Here's a paper which gives a recent survey of such things: https://hal.archives-ouvertes.fr/hal-02585977/document . According to that paper the best result for the remainder that Neil asks about is due to Cohen and Dress https://projecteuclid.org/download/pdf_1/euclid.facm/1229618741 Basically the remainder is O(sqrt(n)), with the constant in the O, 0.02767 for n >= 438653 Victor On Wed, Jul 15, 2020 at 12:48 PM Gareth McCaughan <gareth.mccaughan@pobox.com> wrote:
On 15/07/2020 16:59, Neil Sloane wrote:
A018805(n) is no. of pairs (x,y) in [1..n]X[1..n] with gcd(x,y)=1. It is ~ 6*n^2/Pi^2 + C*n*log n, I think. What is C, and how can one find it using Mathematica or some other program? I ask because there are several similar sums I am interested in.
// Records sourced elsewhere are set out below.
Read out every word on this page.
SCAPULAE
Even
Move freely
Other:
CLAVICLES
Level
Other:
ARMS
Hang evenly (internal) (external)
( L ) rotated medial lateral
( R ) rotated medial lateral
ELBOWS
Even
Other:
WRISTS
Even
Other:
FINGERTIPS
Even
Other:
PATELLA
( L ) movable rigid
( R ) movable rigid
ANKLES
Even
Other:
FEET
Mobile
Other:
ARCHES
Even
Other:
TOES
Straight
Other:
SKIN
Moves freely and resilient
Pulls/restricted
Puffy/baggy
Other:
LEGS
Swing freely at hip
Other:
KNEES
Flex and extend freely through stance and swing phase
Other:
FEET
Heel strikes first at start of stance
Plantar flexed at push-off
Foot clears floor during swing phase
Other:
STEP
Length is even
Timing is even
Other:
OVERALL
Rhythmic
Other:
Is there a reference?
According to an answer to
https://math.stackexchange.com/questions/64498/probability-that-two-random-n... Mertens proved in 1874 that the error is O(n log n); Walfisz proved in 1963 that it's O(n (log n)^2/3 (log log n)^1/3); Chowla and Pillai proved in 1930 that it isn't o(n log log log n) and that the sum of the error terms for n=1, ..., n=N is asymptotically 3/pi^2 N^2; that Montgomery proved in 1987 that the error is infinitely often at least of order n sqrt(log log n).
More details from the author of that answer at
https://enaslund.wordpress.com/2012/01/15/the-sum-of-the-totient-function-an...
So it looks as if C=0 and the actual magnitude of the error term isn't fully known.